**WaaP vs OWS for autonomous agent wallets, key distinctions at a glance:**
One chooses local-first key storage, doubling down on traditional key management practices. The other achieves the same goals with a more elegant design that breaks with the old guard of wallet engineering.
- **Mathematical robustness**: WaaP’s 2PC architecture ensures the full private key is never reconstructed, not even momentarily in memory. OWS addresses key exposure through temporary local decryption in a sandboxed process (wiped immediately after use). This treats the symptom effectively but does not eliminate the momentary full-key presence on-device.
- **Policy enforcement**: OWS policies are strictly local-only and cannot incorporate dynamic or online data (e.g., real-time oracle feeds, on-chain state, or remote human overrides). WaaP’s decentralized policy engine evaluates rules at signing time with broader context and supports scoped permission tokens for greater flexibility.

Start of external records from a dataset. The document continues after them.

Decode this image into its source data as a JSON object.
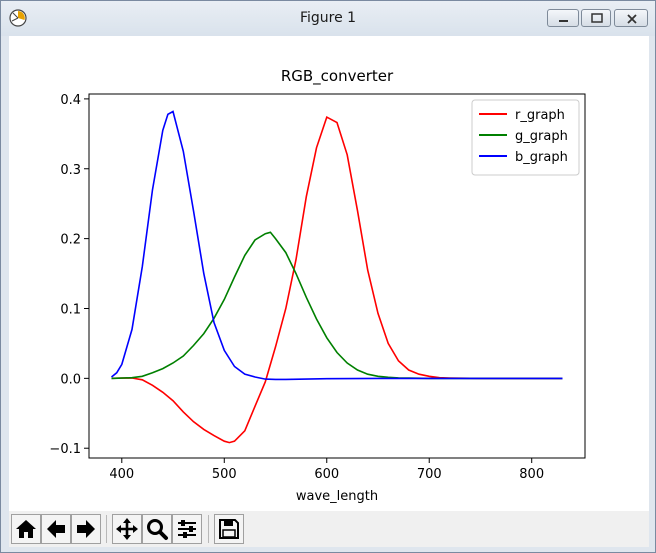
{
  "window": {
    "title": "Figure 1"
  },
  "chart_data": {
    "type": "line",
    "title": "RGB_converter",
    "xlabel": "wave_length",
    "ylabel": "",
    "xlim": [
      368,
      852
    ],
    "ylim": [
      -0.114,
      0.407
    ],
    "xticks": [
      400,
      500,
      600,
      700,
      800
    ],
    "yticks": [
      -0.1,
      0.0,
      0.1,
      0.2,
      0.3,
      0.4
    ],
    "ytick_labels": [
      "−0.1",
      "0.0",
      "0.1",
      "0.2",
      "0.3",
      "0.4"
    ],
    "grid": false,
    "legend_position": "upper-right",
    "series": [
      {
        "name": "r_graph",
        "color": "#ff0000",
        "x": [
          390,
          400,
          410,
          420,
          430,
          440,
          450,
          460,
          470,
          480,
          490,
          500,
          505,
          510,
          520,
          530,
          540,
          550,
          560,
          570,
          580,
          590,
          600,
          610,
          620,
          630,
          640,
          650,
          660,
          670,
          680,
          690,
          700,
          710,
          720,
          730,
          740,
          750,
          760,
          780,
          800,
          830
        ],
        "y": [
          0.0001,
          0.0003,
          0.0005,
          -0.002,
          -0.01,
          -0.02,
          -0.032,
          -0.048,
          -0.062,
          -0.073,
          -0.082,
          -0.09,
          -0.092,
          -0.09,
          -0.075,
          -0.04,
          -0.005,
          0.045,
          0.1,
          0.17,
          0.26,
          0.33,
          0.374,
          0.366,
          0.32,
          0.24,
          0.155,
          0.093,
          0.05,
          0.025,
          0.012,
          0.006,
          0.003,
          0.001,
          0.0005,
          0.0002,
          0.0001,
          0,
          0,
          0,
          0,
          0
        ]
      },
      {
        "name": "g_graph",
        "color": "#008000",
        "x": [
          390,
          400,
          410,
          420,
          430,
          440,
          450,
          460,
          470,
          480,
          490,
          500,
          510,
          520,
          530,
          540,
          545,
          550,
          560,
          570,
          580,
          590,
          600,
          610,
          620,
          630,
          640,
          650,
          660,
          670,
          680,
          700,
          720,
          740,
          780,
          830
        ],
        "y": [
          0,
          0.0003,
          0.0009,
          0.003,
          0.008,
          0.014,
          0.022,
          0.032,
          0.047,
          0.064,
          0.086,
          0.113,
          0.145,
          0.176,
          0.198,
          0.207,
          0.209,
          0.2,
          0.18,
          0.15,
          0.116,
          0.085,
          0.058,
          0.037,
          0.022,
          0.012,
          0.006,
          0.003,
          0.0015,
          0.0007,
          0.0003,
          0,
          0,
          0,
          0,
          0
        ]
      },
      {
        "name": "b_graph",
        "color": "#0000ff",
        "x": [
          390,
          395,
          400,
          410,
          420,
          430,
          440,
          445,
          450,
          460,
          470,
          480,
          490,
          500,
          510,
          520,
          530,
          540,
          550,
          560,
          580,
          600,
          650,
          700,
          750,
          830
        ],
        "y": [
          0.002,
          0.008,
          0.02,
          0.07,
          0.16,
          0.27,
          0.355,
          0.378,
          0.382,
          0.325,
          0.24,
          0.15,
          0.08,
          0.04,
          0.017,
          0.006,
          0.002,
          -0.001,
          -0.0015,
          -0.0015,
          -0.001,
          -0.0005,
          0,
          0,
          0,
          0
        ]
      }
    ]
  }
}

Outside these core differences, the two architectures are largely equivalent for most practical agent use cases, except in specific edge scenarios such as extreme high-frequency offline loops or highly adversarial local environments.
**If you are selecting a wallet standard for agents today, WaaP provides the stronger foundational primitive for safe, delegated agentic orchestration.**
**Detailed comparison:**
- **WaaP (Wallet-as-a-Protocol)**:
Keys are split into independent cryptographic shares; one created by the user, the other handled by a server or trustless network
@ikadotxyz. Agents operate via JWT sessions and user configurable policy engine. Every transaction is simulated before collaborative partial signing. No complete key ever materializes on the agent machine. This design excels for non-deterministic, value-moving agents where delegation with enforceable guardrails is essential.
- **OWS (Open Wallet Standard)**:
A single local encrypted vault (stored at ~/.ows/) protected by AES-256-GCM. Signing decrypts the seed temporarily in an isolated, protected-memory sandbox, produces the signature, and wipes the key immediately. It delivers true zero-latency, fully offline, multi-chain signing (covering EVM, Solana, Bitcoin, and others) from one unified seed, with built-in local policy gates for spend limits, allowlists, and time bounds. Keys are never exposed to the agent process, LLM, or parent code.
**Practical takeaway**:
Use WaaP as the root layer for custody, dynamic policies, and human-delegated agent control. Layer OWS-style local execution underneath only when network round-trips are unacceptable. The two are complementary and together address the wallet fragmentation slowing the agent economy.
Which architecture are you using (or planning to use) for your agents?